Pour parler de sa personnalité, il évoquait son drame familial, cette grenade qui lui a explosé entre les mains et qui l’a rendu manchot. Kateb Yassine explique sa violence apparente en disant qu’elle était une réaction défensive. «Il n’aimait pas se sentir diminué, il était fier, il arrivait toujours, avec son bras unique, à gagner au babyfoot ».
Sur son art, il dira «on est toujours frappé dans son œuvre par la vérité de ses personnages; beaucoup de gens lui ont reproché d’être tragique, triste, parce que son œuvre c’est la tragédie algérienne. Et ces gens-là préfèrent une Algérie en carton, pas la vraie Algérie».
«Issiakhem est un artiste contemporain à tous les présents»
Benamar Mediene écrit «mais de qui ou de quoi je parle ? De peinture, d’un peintre ou d’un ami ? D’un artisan de la lumière ou de M’hamed Issiakhem?». À travers ces interrogations Mediene avoue implicitement la difficulté de parler d’un personnage aussi complexe.
À travers ces lignes rédigées en 1987, Médiene évoque sa propre douleur à la suite de la mort de son ami. «j’ai subi la mort d’Issiakem comme on subit une catastrophe». Les deux amis se sont rencontrés à Paris en 1962. Il écrit que sa connaissance d’Issiakhem était «personnalisée, plurielle et phénoménologique», c’est pourquoi quand il l’évoque, le récit est «éclatés, emboités, émotionnels, ou rationnels».

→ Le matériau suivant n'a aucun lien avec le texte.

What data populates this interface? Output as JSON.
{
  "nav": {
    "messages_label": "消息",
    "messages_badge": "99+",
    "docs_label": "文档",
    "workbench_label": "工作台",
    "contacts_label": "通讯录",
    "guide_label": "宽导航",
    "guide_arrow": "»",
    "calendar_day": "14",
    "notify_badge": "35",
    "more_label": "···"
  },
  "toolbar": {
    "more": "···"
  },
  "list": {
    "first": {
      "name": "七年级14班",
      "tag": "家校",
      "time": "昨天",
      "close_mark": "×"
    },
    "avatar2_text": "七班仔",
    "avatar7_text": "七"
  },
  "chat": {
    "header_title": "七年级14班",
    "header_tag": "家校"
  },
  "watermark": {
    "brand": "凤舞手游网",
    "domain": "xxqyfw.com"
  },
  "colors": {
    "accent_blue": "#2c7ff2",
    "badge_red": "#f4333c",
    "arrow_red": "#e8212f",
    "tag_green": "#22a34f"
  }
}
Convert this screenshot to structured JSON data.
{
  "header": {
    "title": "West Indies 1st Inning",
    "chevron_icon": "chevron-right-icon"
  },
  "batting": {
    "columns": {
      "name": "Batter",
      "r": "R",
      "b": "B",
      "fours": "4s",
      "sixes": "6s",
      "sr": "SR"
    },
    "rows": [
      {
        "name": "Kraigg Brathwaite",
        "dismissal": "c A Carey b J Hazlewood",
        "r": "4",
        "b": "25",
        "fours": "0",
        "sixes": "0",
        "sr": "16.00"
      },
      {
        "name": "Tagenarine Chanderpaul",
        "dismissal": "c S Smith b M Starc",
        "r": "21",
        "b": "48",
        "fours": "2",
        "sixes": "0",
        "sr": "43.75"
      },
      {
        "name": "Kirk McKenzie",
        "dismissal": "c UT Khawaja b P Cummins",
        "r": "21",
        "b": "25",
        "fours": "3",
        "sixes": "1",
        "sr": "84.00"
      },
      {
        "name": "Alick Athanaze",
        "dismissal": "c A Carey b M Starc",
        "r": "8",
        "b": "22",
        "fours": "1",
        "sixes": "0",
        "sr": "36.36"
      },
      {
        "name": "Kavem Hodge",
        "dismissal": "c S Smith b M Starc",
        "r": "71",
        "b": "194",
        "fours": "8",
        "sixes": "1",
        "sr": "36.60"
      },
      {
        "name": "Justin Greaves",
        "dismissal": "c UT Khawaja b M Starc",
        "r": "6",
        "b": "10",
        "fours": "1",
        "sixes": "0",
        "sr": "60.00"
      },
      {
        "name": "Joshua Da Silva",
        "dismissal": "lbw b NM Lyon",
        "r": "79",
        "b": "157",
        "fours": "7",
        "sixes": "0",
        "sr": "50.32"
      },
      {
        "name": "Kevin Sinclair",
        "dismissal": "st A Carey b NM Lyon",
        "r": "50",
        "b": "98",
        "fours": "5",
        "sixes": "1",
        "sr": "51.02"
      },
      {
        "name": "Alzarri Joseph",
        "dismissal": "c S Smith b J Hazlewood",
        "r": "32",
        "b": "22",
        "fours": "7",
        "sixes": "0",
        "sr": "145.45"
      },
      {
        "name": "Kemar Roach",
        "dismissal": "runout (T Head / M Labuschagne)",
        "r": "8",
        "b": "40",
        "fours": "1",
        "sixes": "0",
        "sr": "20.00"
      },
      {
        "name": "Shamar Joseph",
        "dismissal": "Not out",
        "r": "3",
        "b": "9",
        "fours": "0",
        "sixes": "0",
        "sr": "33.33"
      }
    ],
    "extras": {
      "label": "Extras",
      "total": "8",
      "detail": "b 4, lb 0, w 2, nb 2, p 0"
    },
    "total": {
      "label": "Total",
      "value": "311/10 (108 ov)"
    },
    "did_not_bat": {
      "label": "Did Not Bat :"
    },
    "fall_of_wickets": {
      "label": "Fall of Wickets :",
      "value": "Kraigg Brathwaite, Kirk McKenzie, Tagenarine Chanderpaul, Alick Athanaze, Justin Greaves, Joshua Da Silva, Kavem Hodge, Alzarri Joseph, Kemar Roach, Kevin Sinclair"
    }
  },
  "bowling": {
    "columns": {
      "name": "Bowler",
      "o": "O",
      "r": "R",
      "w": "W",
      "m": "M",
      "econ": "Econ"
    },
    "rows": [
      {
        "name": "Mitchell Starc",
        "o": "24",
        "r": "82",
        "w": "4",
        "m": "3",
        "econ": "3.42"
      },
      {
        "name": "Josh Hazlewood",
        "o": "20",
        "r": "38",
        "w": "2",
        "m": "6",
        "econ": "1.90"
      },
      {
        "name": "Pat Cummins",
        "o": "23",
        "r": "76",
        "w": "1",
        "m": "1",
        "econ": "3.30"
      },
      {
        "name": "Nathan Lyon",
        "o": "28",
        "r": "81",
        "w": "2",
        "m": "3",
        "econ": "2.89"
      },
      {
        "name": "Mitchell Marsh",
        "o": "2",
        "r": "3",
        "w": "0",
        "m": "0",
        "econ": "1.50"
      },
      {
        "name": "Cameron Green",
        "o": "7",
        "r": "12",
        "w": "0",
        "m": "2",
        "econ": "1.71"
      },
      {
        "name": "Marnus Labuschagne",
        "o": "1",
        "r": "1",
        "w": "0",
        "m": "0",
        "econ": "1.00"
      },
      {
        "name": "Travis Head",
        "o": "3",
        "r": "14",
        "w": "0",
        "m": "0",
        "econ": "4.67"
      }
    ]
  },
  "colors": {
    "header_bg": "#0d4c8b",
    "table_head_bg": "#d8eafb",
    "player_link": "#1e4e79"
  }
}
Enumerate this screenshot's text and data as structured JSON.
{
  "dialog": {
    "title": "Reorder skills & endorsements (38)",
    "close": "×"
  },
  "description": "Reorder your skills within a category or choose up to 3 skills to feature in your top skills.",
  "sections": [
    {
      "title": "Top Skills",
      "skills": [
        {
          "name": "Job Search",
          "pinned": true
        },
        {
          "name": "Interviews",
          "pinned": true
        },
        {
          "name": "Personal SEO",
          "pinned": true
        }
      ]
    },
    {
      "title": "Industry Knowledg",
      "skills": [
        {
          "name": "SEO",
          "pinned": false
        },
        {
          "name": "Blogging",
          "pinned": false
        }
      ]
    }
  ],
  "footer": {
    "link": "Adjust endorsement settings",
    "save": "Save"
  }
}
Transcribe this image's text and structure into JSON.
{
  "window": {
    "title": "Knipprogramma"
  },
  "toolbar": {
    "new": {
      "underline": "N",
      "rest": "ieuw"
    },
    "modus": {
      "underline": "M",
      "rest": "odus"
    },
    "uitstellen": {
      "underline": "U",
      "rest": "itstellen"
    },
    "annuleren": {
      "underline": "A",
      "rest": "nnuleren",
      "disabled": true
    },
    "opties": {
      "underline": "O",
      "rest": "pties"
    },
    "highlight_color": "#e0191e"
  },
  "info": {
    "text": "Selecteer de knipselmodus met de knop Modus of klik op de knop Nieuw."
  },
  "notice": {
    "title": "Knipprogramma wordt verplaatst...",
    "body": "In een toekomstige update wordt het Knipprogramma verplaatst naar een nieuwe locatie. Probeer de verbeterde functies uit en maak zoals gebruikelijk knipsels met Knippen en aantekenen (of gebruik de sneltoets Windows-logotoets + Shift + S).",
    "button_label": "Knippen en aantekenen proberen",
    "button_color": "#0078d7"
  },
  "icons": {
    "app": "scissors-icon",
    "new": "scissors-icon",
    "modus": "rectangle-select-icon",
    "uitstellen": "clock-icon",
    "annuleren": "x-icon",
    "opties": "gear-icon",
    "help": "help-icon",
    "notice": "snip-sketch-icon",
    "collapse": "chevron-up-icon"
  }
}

Benamar Mediene parle de la vision que se faisait Issiakhem de l’art : «un risque qui engage l’existence même de celui qui l’assume». Pour lui M’hamed Issiakhem est un artiste contemporain à tous les présents. «Il continue après sa mort à agiter dans notre quotidien une humanité débridée et forcenée une poésie de couleurs qu’il reste à connaitre et déchiffrer».
Il décrit son attitude face à sa maladie. Il dit qu’aucun espace n’est concédé à la maladie. L’artiste peint, voyage, expose, fume, boit : «Pas de drapeau blanc levé, pas d’échine courbée, pas d’incantation. Il disait qu’il y avait plus dangereux que le cancer, les terreurs qu’il inspire».
«Un homme qui sait que son talent est une punition des Dieux»
Ils évoquent tous sa tragédie, et tentent d’expliquer son rapport avec son art. Malek Haddad, écrit que le tragique est son histoire et non pas sa vocation. Cette contradiction était insupportable pour Issiakhem, et éclatait chez lui comme une injustice suprême. Le décrit-il dans ce texte écrit en Avril 1969.
«Le drame est sa matière première. Non pas qu’il s’y complaise. Pour dénoncer le malheur il faut bien le connaitre. Je ne doute pas qu’un jour Issiakhem convertisse son regard en sourire. Le malheur n’est pas une idée fixe, il est une étape à dépasser».
C’est un fait, Issiakhem est considéré comme le plus grand peintre algérien, le fondateur de la peinture moderne algérienne. Il est le peintre algérien le plus connu à l’étranger, le plus côté aussi : un de ses tableaux, « Maternité », a été adjugé à 175.000 euros (24millions de DA environ) lors d’une vente aux enchères à Paris en 2013.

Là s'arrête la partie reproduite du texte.